柚皮苷（NRG）的特点是能够对抗与心血管疾病相关的线粒体功能障碍。F1FO-ATP 酶可作为 NRG 的分子靶标。NRG 与该酶的相互作用可避免 ATP 水解的能量传递机制，尤其是在有 Ca2+ 阳离子作为辅助因子的情况下。
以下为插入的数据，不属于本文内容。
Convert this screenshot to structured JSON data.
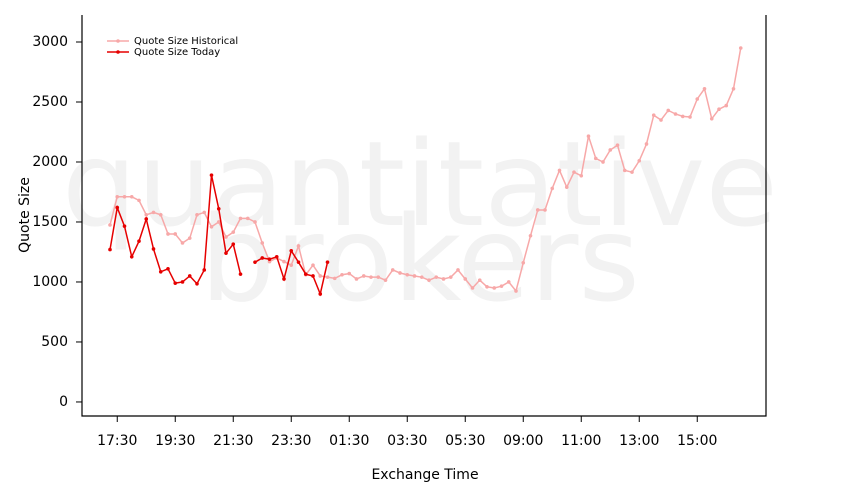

事实上，NRG 是亲水 F1 结构域的选择性抑制剂，其结合位点与槲皮素重叠，位于由三个 α 和三个 β 亚基交替排列成六聚体的环形内表面。抑制动力学常数表明，NRG 更倾向于由 Ca2+ 激活的酶，而不是由天然辅助因子 Mg2+ 激活的 F1FO-ATPase。从 NRG 的抑制类型机制可以推测，NRG 可以阻止 Ca2+ 激活 F1FO-ATPase。这一事件与 NRG 对线粒体通透性转换孔开放的保护作用以及减少 ROS 的产生有关，可能与 NRG 具有抗氧化作用的化学结构有关。此外，在易中风的自发性高血压大鼠的原发性脑内皮细胞（ECs）中，NRG 通过恢复细胞活力和内皮细胞管的形成，对盐诱导的损伤具有保护作用，同时还能挽救复合体 I 的活性。

本文章由计算机程序翻译，如有差异，请以英文原文为准。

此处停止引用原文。